All West Coast muttonbird rookeries that were open to harvest are small and susceptible to over harvest with harvest returns showing the level of take in these rookeries relative to their size has become unsustainable with the annual harvest being about 64% in excess of the long term sustainable level of 1000 to 1400 chicks.
Recent surveys by officers of the Marine Conservation Program indicate that the muttonbird rookeries on Ocean Beach that have been open to long-term harvest have declined to the point that it will take many years to recover to a size that can sustain any harvest.
There is no practical way to reduce or limit harvest number from west coast rookeries and arguably any birds taken is potentially jeopardising the long term sustainability of these rookeries.
It is important that all West Coast rookeries are closed to prevent harvest pressure shifting to other susceptible rookeries in the area.

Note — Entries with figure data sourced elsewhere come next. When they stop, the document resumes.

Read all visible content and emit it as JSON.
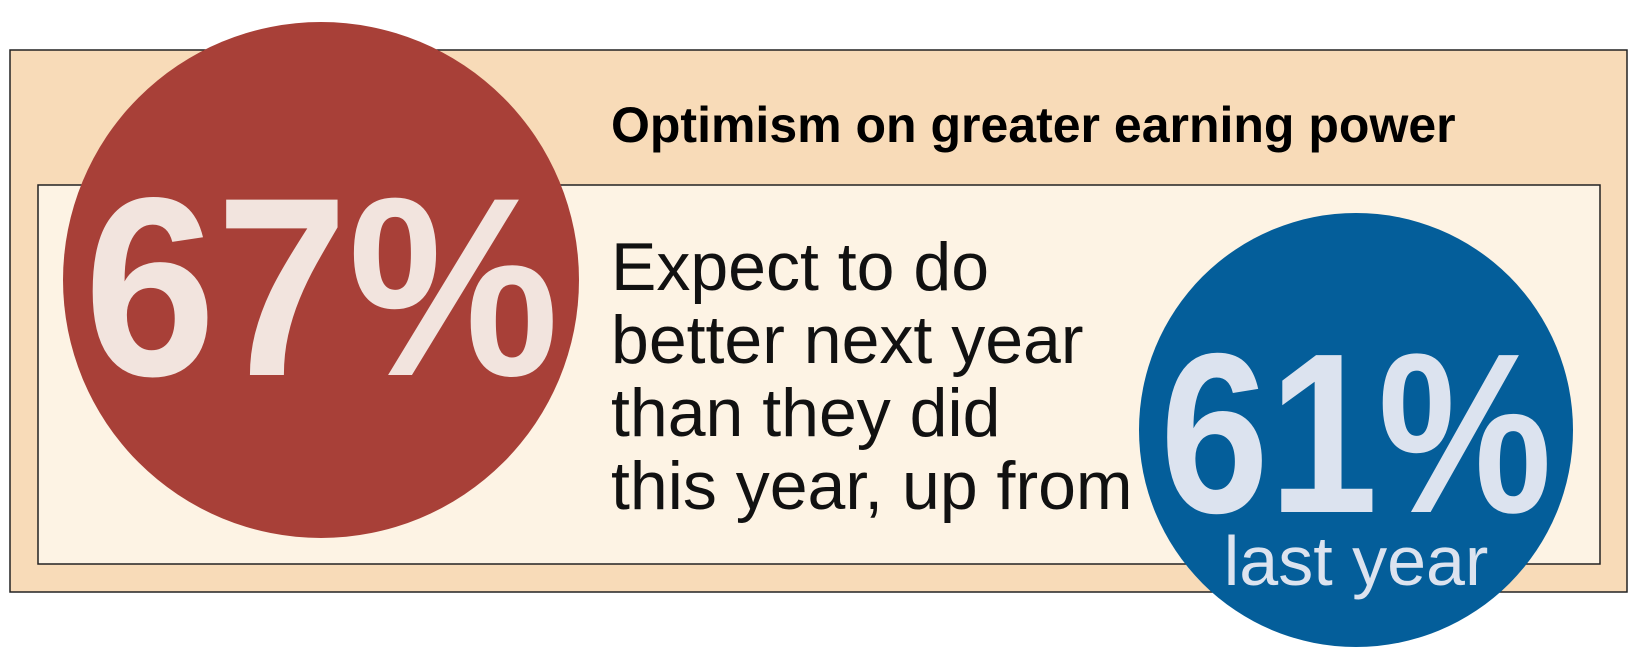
{
  "title": "Optimism on greater earning power",
  "current_stat": "67%",
  "description_lines": [
    "Expect to do",
    "better next year",
    "than they did",
    "this year, up from"
  ],
  "previous_stat": "61%",
  "previous_label": "last year"
}
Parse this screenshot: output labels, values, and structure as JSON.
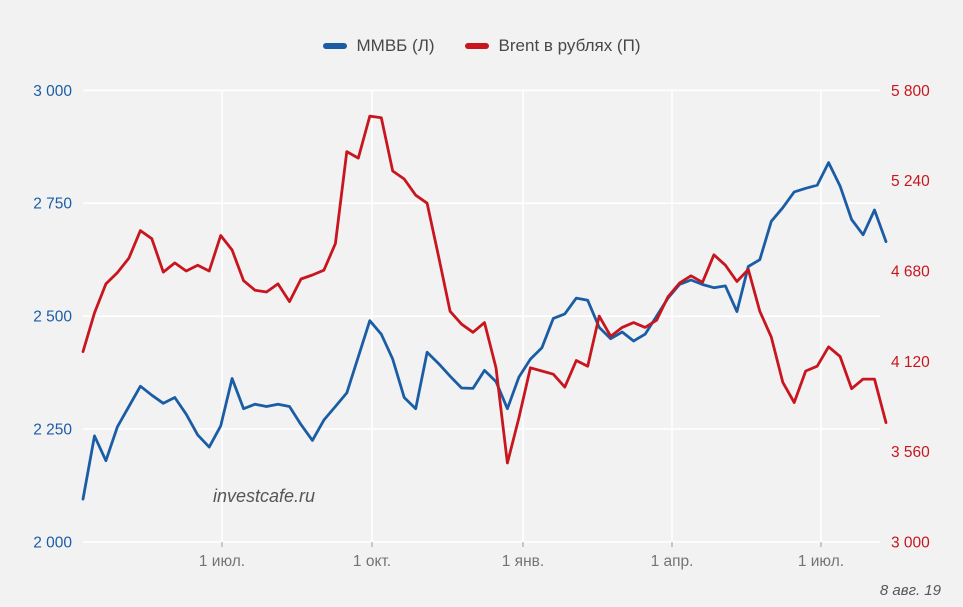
{
  "page": {
    "background": "#f2f2f3"
  },
  "chart_data": {
    "type": "line",
    "title": "",
    "legend_position": "top",
    "grid": true,
    "watermark": "investcafe.ru",
    "date_note": "8 авг. 19",
    "legend": [
      {
        "label": "ММВБ (Л)",
        "color": "#1b5da4"
      },
      {
        "label": "Brent в рублях (П)",
        "color": "#c8161f"
      }
    ],
    "x_ticks": [
      {
        "label": "1 июл.",
        "pos": 0.1731
      },
      {
        "label": "1 окт.",
        "pos": 0.3599
      },
      {
        "label": "1 янв.",
        "pos": 0.5479
      },
      {
        "label": "1 апр.",
        "pos": 0.7335
      },
      {
        "label": "1 июл.",
        "pos": 0.919
      }
    ],
    "left_axis": {
      "min": 2000,
      "max": 3000,
      "color": "#1b5da4",
      "ticks": [
        {
          "v": 2000,
          "label": "2 000"
        },
        {
          "v": 2250,
          "label": "2 250"
        },
        {
          "v": 2500,
          "label": "2 500"
        },
        {
          "v": 2750,
          "label": "2 750"
        },
        {
          "v": 3000,
          "label": "3 000"
        }
      ]
    },
    "right_axis": {
      "min": 3000,
      "max": 5800,
      "color": "#c8161f",
      "ticks": [
        {
          "v": 3000,
          "label": "3 000"
        },
        {
          "v": 3560,
          "label": "3 560"
        },
        {
          "v": 4120,
          "label": "4 120"
        },
        {
          "v": 4680,
          "label": "4 680"
        },
        {
          "v": 5240,
          "label": "5 240"
        },
        {
          "v": 5800,
          "label": "5 800"
        }
      ]
    },
    "series": [
      {
        "name": "ММВБ (Л)",
        "axis": "left",
        "color": "#1b5da4",
        "values": [
          2095,
          2235,
          2180,
          2255,
          2300,
          2345,
          2325,
          2307,
          2320,
          2283,
          2237,
          2210,
          2257,
          2362,
          2295,
          2305,
          2300,
          2305,
          2300,
          2260,
          2225,
          2270,
          2300,
          2330,
          2410,
          2490,
          2460,
          2405,
          2320,
          2295,
          2420,
          2395,
          2367,
          2341,
          2340,
          2380,
          2355,
          2295,
          2365,
          2405,
          2430,
          2495,
          2505,
          2540,
          2535,
          2475,
          2450,
          2465,
          2445,
          2460,
          2500,
          2540,
          2570,
          2580,
          2570,
          2563,
          2567,
          2510,
          2610,
          2625,
          2710,
          2740,
          2775,
          2783,
          2790,
          2840,
          2788,
          2714,
          2680,
          2735,
          2665
        ]
      },
      {
        "name": "Brent в рублях (П)",
        "axis": "right",
        "color": "#c8161f",
        "values": [
          4180,
          4420,
          4600,
          4670,
          4760,
          4930,
          4880,
          4673,
          4730,
          4680,
          4716,
          4680,
          4900,
          4810,
          4620,
          4560,
          4550,
          4600,
          4490,
          4630,
          4655,
          4685,
          4850,
          5420,
          5380,
          5640,
          5630,
          5300,
          5250,
          5150,
          5100,
          4770,
          4430,
          4350,
          4300,
          4360,
          4080,
          3490,
          3770,
          4080,
          4060,
          4040,
          3960,
          4125,
          4090,
          4400,
          4275,
          4330,
          4360,
          4330,
          4375,
          4520,
          4605,
          4650,
          4610,
          4780,
          4716,
          4615,
          4690,
          4430,
          4270,
          3990,
          3865,
          4060,
          4090,
          4210,
          4150,
          3950,
          4010,
          4010,
          3740
        ]
      }
    ]
  }
}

Stakeholders will be encouraged to access other rookeries on islands in the State’s northwest where the harvest is considered sustainable and daily bag limits represent a significantly smaller proportion of the colony.
Frequently asked questions
Q: Is this the beginning of closing all muttonbird rookeries to non-commercial harvest?
A: No, It is recognised that harvesting muttonbirds is a long held cultural practice of Tasmanians but in order that it can continue the harvest must be sustainable. It may therefore be necessary from time to time to close some rookeries to harvest as determined by monitoring their population.
Q: Why close just the west coast rookeries given the large number of reported deaths of adult muttonbirds whilst migrating from the northern hemisphere?
A: Monitoring of Tasmanian muttonbird rookeries show that number of adult birds and their breeding success is within the range normally observed so harvest can be sustained by all rookeries other than those on the west coast.
Q: Are the west coast rookeries any different to those at other Tasmanian locations?
A: Yes, the west coast rookeries are very small and this highly susceptible to a number of factors including wind and water erosion and over harvest.
Q. Is it necessary to close all west coast rookeries?
A: Yes, because all the west coast rookeries are small and vulnerable hence only closing some would significantly increase the harvest pressure on those left open thereby potentially subjecting them to over harvest.
Q: How long will the west coast rookeries be closed?
A: This is difficult to determine at this time because muttonbirds are a long lived species with high fidelity to the rookery at which they hatched so it may take many years for the population at these rookeries to recover to a point that can sustain a regular harvest.
Q: Will there be any increased compliance at the closed west coast rookeries?
A: It is really important that everyone respects the management decisions made to preserve our native wildlife including muttonbirds. DPIPWE compliance officers operate throughout the state including at muttonbird rookeries to ensure animals and birds are taken according to licence conditions.
Q: If I have already bought a muttonbird licence but cannot use it on the west coast can I get a refund?
A: Yes, if you are a west coast resident and only intended to take muttonbirds from a west coast rookery.
Q: Will closing the west coast rookeries put extra pressure on those that remain open for harvest?
A: No, because most of the rookeries that are open to non-commercial harvest are large so they can accommodate a relatively small increase in harvest.